2- Türkiye-İsrail ilişkileri:

Bu ilişkiler gitgide gelişmekte, stratejik savunma işbirliği anlaşma-ları dahi yapılmaktadır. Bu durum Türkiye’yi ABD’nin baskılarına karşı daha cesur olmaya, İsrail’i de ABD’ye karşı inatçı olmaya itmektedir. Ancak bu stratejik işbirliği anlaşması bölgede yeniden askerî kamplaşmaları doğurmaktadır. Türkiye-İsrail askerî stratejik işbirliği anlaşmalarından sonra Suriye Mısır ile aynı şekilde bir anlaşma yaptı. Suriye İran ile benzeri bir anlaşma yapmak üzere. Mısır İran ile diplomatik ilişkilerini bile daha tam başlatmamış olduğu halde askerî işbirliği anlaşması yapmanın zeminini hazırlıyor.

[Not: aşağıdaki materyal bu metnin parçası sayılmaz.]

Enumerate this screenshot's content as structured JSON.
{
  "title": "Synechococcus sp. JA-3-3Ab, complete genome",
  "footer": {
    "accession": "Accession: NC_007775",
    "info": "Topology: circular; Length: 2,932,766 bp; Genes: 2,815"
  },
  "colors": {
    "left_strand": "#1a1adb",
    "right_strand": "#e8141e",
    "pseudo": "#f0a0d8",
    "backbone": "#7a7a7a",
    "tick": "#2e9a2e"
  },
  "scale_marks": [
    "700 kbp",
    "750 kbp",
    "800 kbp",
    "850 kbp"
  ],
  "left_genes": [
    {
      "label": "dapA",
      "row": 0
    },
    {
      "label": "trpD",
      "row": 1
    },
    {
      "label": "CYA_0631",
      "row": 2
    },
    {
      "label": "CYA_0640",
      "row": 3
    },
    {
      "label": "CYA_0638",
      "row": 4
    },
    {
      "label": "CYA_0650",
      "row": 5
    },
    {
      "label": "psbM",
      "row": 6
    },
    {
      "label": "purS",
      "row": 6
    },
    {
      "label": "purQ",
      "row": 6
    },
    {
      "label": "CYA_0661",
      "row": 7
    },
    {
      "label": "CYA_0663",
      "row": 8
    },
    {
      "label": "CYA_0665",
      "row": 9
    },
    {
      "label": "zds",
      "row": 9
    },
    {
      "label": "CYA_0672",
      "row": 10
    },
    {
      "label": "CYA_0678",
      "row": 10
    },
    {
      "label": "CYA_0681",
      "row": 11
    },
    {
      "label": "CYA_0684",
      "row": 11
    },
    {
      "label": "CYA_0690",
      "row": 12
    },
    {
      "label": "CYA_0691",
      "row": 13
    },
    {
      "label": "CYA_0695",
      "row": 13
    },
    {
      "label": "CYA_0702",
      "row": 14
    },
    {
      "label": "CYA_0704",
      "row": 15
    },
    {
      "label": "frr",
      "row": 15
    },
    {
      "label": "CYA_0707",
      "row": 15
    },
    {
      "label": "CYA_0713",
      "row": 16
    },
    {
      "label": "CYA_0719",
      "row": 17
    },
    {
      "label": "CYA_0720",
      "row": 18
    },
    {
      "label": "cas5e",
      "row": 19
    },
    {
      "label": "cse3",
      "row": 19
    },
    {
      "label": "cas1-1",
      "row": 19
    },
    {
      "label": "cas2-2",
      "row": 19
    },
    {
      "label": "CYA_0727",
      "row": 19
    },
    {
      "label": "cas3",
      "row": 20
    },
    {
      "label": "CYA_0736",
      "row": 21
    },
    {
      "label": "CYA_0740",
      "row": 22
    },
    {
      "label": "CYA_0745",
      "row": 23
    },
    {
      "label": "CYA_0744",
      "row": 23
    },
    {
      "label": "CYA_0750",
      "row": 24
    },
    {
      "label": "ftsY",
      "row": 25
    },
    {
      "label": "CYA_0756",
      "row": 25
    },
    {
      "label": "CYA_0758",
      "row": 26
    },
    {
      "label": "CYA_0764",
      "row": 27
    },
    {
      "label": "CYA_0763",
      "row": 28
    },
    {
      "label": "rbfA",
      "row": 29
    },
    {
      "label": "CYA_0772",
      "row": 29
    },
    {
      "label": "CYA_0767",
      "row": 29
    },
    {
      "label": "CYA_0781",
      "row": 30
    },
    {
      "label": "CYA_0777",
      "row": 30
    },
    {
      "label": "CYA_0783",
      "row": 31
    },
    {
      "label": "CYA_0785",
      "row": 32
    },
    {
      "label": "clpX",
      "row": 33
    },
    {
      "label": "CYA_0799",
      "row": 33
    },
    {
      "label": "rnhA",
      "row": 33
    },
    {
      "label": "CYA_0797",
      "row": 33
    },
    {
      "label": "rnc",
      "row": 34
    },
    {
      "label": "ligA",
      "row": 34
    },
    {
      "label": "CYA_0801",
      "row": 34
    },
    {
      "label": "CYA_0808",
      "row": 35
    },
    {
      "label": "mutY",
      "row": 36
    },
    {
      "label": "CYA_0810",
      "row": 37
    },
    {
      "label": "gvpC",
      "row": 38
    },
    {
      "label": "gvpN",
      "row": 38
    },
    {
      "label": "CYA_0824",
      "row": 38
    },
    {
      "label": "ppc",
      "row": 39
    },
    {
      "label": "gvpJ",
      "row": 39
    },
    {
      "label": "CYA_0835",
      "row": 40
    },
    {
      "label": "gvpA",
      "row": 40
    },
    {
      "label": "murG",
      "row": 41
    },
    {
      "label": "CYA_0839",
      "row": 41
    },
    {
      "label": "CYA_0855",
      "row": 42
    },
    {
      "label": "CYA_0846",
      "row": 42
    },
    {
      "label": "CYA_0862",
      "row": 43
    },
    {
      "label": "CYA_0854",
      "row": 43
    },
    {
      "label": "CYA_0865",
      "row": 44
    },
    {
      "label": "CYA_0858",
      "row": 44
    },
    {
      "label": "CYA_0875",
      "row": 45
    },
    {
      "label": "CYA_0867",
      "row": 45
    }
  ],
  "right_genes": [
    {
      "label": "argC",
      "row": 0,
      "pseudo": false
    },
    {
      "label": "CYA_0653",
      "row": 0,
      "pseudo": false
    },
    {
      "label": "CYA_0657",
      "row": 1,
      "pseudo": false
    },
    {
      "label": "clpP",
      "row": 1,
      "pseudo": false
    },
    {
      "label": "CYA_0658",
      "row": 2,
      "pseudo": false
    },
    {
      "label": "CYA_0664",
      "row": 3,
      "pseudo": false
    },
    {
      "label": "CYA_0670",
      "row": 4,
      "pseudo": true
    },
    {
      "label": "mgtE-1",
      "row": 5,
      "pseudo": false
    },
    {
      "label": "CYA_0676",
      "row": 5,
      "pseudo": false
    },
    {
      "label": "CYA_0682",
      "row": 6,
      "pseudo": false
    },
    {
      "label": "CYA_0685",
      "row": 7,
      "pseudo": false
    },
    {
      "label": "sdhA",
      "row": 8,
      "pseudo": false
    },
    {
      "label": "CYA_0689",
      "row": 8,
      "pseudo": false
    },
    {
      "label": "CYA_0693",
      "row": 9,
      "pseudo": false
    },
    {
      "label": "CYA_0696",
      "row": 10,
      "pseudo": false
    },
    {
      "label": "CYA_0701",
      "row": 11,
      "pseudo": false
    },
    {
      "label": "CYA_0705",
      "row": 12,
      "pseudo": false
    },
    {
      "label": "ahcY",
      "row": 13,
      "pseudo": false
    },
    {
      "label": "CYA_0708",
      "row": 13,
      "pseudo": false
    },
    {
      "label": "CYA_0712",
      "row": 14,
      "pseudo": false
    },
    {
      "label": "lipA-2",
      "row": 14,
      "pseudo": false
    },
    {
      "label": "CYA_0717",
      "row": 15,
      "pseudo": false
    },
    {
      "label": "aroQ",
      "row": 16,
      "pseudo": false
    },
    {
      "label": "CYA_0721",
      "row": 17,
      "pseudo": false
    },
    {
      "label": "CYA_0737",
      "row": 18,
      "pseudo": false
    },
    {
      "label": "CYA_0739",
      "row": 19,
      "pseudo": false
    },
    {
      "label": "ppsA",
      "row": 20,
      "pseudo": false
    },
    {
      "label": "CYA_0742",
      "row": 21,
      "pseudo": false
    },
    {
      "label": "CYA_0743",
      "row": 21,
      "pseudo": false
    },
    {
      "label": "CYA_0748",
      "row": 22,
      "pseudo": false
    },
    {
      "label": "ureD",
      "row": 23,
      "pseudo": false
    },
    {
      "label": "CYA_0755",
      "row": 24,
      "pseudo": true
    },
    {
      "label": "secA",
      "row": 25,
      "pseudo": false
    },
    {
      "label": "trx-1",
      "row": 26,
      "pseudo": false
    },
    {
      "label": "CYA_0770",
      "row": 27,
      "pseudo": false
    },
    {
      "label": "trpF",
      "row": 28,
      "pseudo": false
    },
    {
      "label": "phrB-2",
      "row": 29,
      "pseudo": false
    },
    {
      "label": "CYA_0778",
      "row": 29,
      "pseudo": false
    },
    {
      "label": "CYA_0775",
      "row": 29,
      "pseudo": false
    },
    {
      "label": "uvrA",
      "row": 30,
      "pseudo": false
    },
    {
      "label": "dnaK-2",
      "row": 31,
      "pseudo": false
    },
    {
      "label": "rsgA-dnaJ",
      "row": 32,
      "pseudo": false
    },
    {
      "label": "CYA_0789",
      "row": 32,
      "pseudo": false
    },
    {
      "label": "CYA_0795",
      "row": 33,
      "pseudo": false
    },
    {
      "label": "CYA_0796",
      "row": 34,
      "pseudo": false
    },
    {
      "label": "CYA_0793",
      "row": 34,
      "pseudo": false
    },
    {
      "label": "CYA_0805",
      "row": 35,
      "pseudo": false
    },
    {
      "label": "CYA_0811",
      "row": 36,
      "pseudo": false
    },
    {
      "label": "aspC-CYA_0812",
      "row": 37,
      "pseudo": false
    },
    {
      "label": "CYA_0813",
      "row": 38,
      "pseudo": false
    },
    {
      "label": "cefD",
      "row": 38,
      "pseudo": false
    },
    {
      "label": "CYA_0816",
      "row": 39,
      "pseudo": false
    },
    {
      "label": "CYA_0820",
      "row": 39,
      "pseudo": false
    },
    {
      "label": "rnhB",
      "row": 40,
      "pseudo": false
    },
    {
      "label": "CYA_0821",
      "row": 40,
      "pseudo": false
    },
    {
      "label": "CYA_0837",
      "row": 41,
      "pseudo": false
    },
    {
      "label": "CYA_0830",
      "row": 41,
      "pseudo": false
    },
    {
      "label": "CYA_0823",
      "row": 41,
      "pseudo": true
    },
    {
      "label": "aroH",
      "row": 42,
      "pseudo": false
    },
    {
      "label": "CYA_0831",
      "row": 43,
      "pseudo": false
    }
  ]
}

Mısır Suudi Arabistan ile askerî işbirliği anlaşması yaptı. Hatta İran Suudi Arabistan ile de aynı doğrultuda görüşmeler yapmaktadır. Geçen hafta bir Suud üst düzey yöneticisinin Tahran’a yaptığı ziyarette İran Dışişleri Bakanı Velayeti şöyle dedi: “Bölgedeki son gelişmeler bizim daha yakın ilişkiye girmemizi zorunlu kılmaktadır.” Böylelikle bölgede Amerikancı bir blok oluşmakta Türkiye-İsrail ve perde arkasında Ürdün-Irak bloku karşısında. Ki bu blokun arkasında sinsi İngiltere var elbette..

Türkiye’deki zinde güçlerin İsrail ile böylesi bir yakınlaşmaya girmeleri çok büyük bir siyasî hatadır. Zira İsrail bundan cesaret alarak bir emri vaki ile Suriye’ye saldırabilir. Bu durumda Türkiye çıkacak savaşta İsrail’in yanında yer almak zorunda kalacaktır. İşte bu belki de Türkiye’nin kötü sonu olacaktır.

3- Türkiye-Suriye gerginliği:

Özellikle Türkiye-İsrail stratejik askerî işbirliği anlaşmasından sonra gerginlik daha da arttı. Suriye çok tedirgin oldu. Ve halen o tedirginlik içindedir. Onun için İran ve Mısır ile benzer savunma işbirliği anlaşmaları yaptı. Irak ile arasını düzeltmeye çalışıyor. Türk ordusunun Kuzey Irak’a girmesi de Suriye’yi çok kaygılandıran hususlardandır.